With that said, First Among Sequels was good, but not great.
I don’t remember very much about it, even though I read it only a couple of weeks ago (again, good not great). I do remember that it mostly involved: 1) Thursday running a company called Acme Carpets as a front for both her work with the now unofficial SpecOps (disbanded in the wake of previous book events), and for her work in BookWorld, which she is currently hiding from her husband, Landen; 2) Thursday and Landen trying to get their layabout son Friday to accept his destiny as a VIP member of the ChronoGuard (essentially a time-traveling police force) — this is important because grown up Friday has saved Thursday on many occasions; 3) Thursday training two of her BookWorld selves (Thursday5 is from the fifth Thursday Next book based on Thursday’s adventures, and Thursday1-4, well . . . you get it); 4) The ghost of Thursday’s uncle returns and nobody knows why; and 5) a running subplot about the Stupidity Surplus in the government, among other things. (Again, see above mention of this book being too complicated to explain.)

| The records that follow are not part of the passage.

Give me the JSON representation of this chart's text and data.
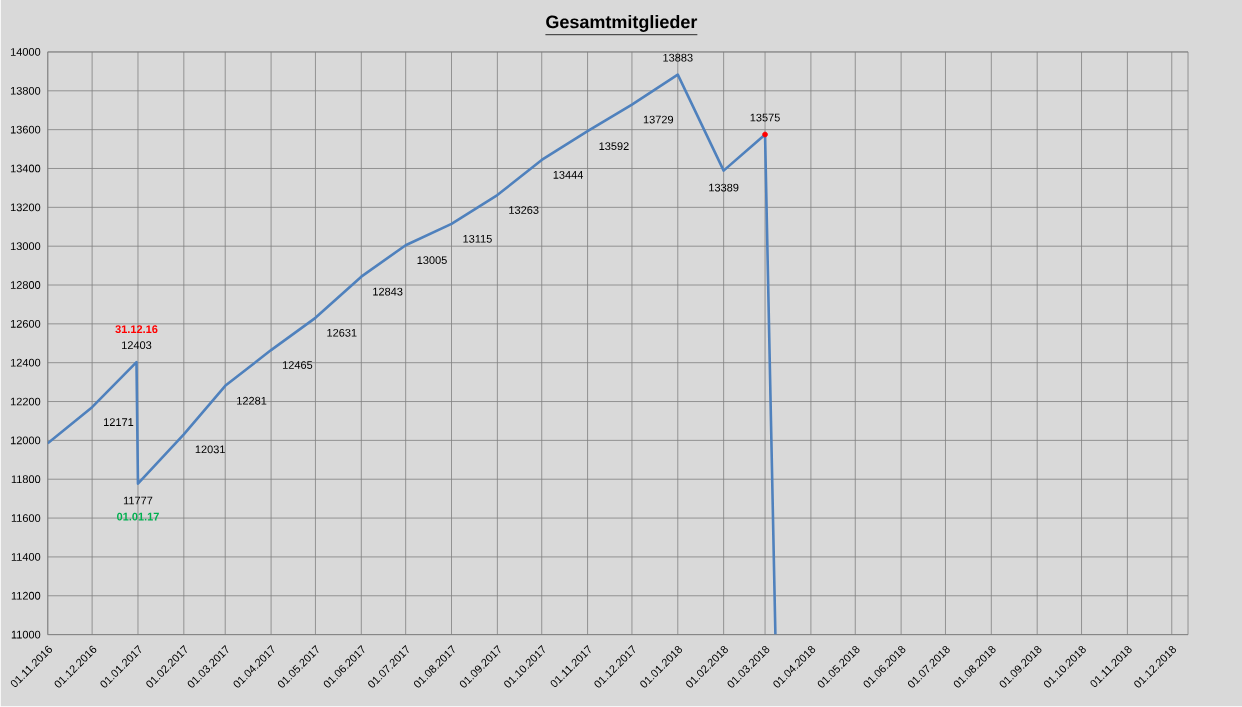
{
  "chart_data": {
    "type": "line",
    "title": "Gesamtmitglieder",
    "xlim": [
      "2016-11-01",
      "2018-12-12"
    ],
    "xticks": [
      {
        "value": "2016-11-01",
        "label": "01.11.2016"
      },
      {
        "value": "2016-12-01",
        "label": "01.12.2016"
      },
      {
        "value": "2017-01-01",
        "label": "01.01.2017"
      },
      {
        "value": "2017-02-01",
        "label": "01.02.2017"
      },
      {
        "value": "2017-03-01",
        "label": "01.03.2017"
      },
      {
        "value": "2017-04-01",
        "label": "01.04.2017"
      },
      {
        "value": "2017-05-01",
        "label": "01.05.2017"
      },
      {
        "value": "2017-06-01",
        "label": "01.06.2017"
      },
      {
        "value": "2017-07-01",
        "label": "01.07.2017"
      },
      {
        "value": "2017-08-01",
        "label": "01.08.2017"
      },
      {
        "value": "2017-09-01",
        "label": "01.09.2017"
      },
      {
        "value": "2017-10-01",
        "label": "01.10.2017"
      },
      {
        "value": "2017-11-01",
        "label": "01.11.2017"
      },
      {
        "value": "2017-12-01",
        "label": "01.12.2017"
      },
      {
        "value": "2018-01-01",
        "label": "01.01.2018"
      },
      {
        "value": "2018-02-01",
        "label": "01.02.2018"
      },
      {
        "value": "2018-03-01",
        "label": "01.03.2018"
      },
      {
        "value": "2018-04-01",
        "label": "01.04.2018"
      },
      {
        "value": "2018-05-01",
        "label": "01.05.2018"
      },
      {
        "value": "2018-06-01",
        "label": "01.06.2018"
      },
      {
        "value": "2018-07-01",
        "label": "01.07.2018"
      },
      {
        "value": "2018-08-01",
        "label": "01.08.2018"
      },
      {
        "value": "2018-09-01",
        "label": "01.09.2018"
      },
      {
        "value": "2018-10-01",
        "label": "01.10.2018"
      },
      {
        "value": "2018-11-01",
        "label": "01.11.2018"
      },
      {
        "value": "2018-12-01",
        "label": "01.12.2018"
      }
    ],
    "ylim": [
      11000,
      14000
    ],
    "yticks": [
      11000,
      11200,
      11400,
      11600,
      11800,
      12000,
      12200,
      12400,
      12600,
      12800,
      13000,
      13200,
      13400,
      13600,
      13800,
      14000
    ],
    "grid": true,
    "series": [
      {
        "color": "#4f81bd",
        "marker": "none",
        "x": [
          "2016-11-01",
          "2016-12-01",
          "2016-12-31",
          "2017-01-01",
          "2017-02-01",
          "2017-03-01",
          "2017-04-01",
          "2017-05-01",
          "2017-06-01",
          "2017-07-01",
          "2017-08-01",
          "2017-09-01",
          "2017-10-01",
          "2017-11-01",
          "2017-12-01",
          "2018-01-01",
          "2018-02-01",
          "2018-03-01",
          "2018-03-08"
        ],
        "values": [
          11985,
          12171,
          12403,
          11777,
          12031,
          12281,
          12465,
          12631,
          12843,
          13005,
          13115,
          13263,
          13444,
          13592,
          13729,
          13883,
          13389,
          13575,
          11000
        ],
        "value_labels": [
          null,
          "12171",
          "12403",
          "11777",
          "12031",
          "12281",
          "12465",
          "12631",
          "12843",
          "13005",
          "13115",
          "13263",
          "13444",
          "13592",
          "13729",
          "13883",
          "13389",
          "13575",
          null
        ]
      },
      {
        "type": "scatter",
        "color": "#ff0000",
        "marker": "circle",
        "x": [
          "2018-03-01"
        ],
        "values": [
          13575
        ]
      }
    ],
    "annotations": [
      {
        "text": "31.12.16",
        "x": "2016-12-31",
        "y": 12403
      },
      {
        "text": "01.01.17",
        "x": "2017-01-01",
        "y": 11777
      }
    ]
  }
}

The main problem with this book is that for the first 2/3, it doesn’t really seem to have any cohesive storyline. Of course, by the end, you realize all that meandering and punning and stuff did have a point and it all ties together, but that doesn’t change the fact that it felt like nothing but meandering at the time. Normally, Fforde is good at making his puns and jokes and clever asides feel relevant, or at least so fun that you forget there’s supposed to be a main point or a through-line of some sort, but here it just felt like he’d done it all before. (Except for the Friday time-travel bits. I really liked those. Also the thing with Jenny, their third kid . . . that was sort of a gut punch.) Not having an obvious plot also brings out my annoyance with the BookWorld, which is mostly that it’s overly complicated, but also on a personal note, the idea that books are ‘built’ in BookWorld sort of takes away the agency of authors, and I find that irksome.

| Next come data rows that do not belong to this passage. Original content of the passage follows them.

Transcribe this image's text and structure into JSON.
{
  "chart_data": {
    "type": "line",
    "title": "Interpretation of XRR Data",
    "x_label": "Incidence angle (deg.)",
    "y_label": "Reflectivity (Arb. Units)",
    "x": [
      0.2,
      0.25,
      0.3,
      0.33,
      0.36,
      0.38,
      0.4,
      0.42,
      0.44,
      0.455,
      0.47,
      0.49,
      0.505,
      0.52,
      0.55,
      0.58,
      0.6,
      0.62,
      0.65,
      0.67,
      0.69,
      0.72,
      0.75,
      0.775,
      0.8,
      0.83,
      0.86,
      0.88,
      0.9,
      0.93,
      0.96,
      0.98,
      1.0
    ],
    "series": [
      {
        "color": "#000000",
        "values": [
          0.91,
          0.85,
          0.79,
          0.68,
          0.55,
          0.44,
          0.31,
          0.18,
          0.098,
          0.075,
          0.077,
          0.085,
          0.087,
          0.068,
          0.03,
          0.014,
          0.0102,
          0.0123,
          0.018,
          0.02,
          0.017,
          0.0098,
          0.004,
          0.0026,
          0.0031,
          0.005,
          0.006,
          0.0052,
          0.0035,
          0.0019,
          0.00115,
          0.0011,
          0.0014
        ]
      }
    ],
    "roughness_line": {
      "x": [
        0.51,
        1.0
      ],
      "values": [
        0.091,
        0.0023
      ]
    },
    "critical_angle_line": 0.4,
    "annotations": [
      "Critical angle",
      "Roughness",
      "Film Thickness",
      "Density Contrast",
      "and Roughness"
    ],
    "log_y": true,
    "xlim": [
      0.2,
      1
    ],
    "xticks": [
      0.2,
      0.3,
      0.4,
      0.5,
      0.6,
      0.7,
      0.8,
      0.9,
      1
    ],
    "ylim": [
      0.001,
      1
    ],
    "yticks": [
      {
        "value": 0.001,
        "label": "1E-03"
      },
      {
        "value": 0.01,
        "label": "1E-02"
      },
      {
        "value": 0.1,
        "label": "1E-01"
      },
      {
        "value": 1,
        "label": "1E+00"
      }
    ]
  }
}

Anyway, if all you care about is if this series is still silly and full of literature references, you’ll have a good time. It is very silly indeed (although not nearly as deliriously silly as the second Nursery Crime book, which I enjoyed much more than this one). I’ve heard books six and seven are more on par with what I’ve come to expect from Fforde, but we’ll have to wait for my official verdict until 2015.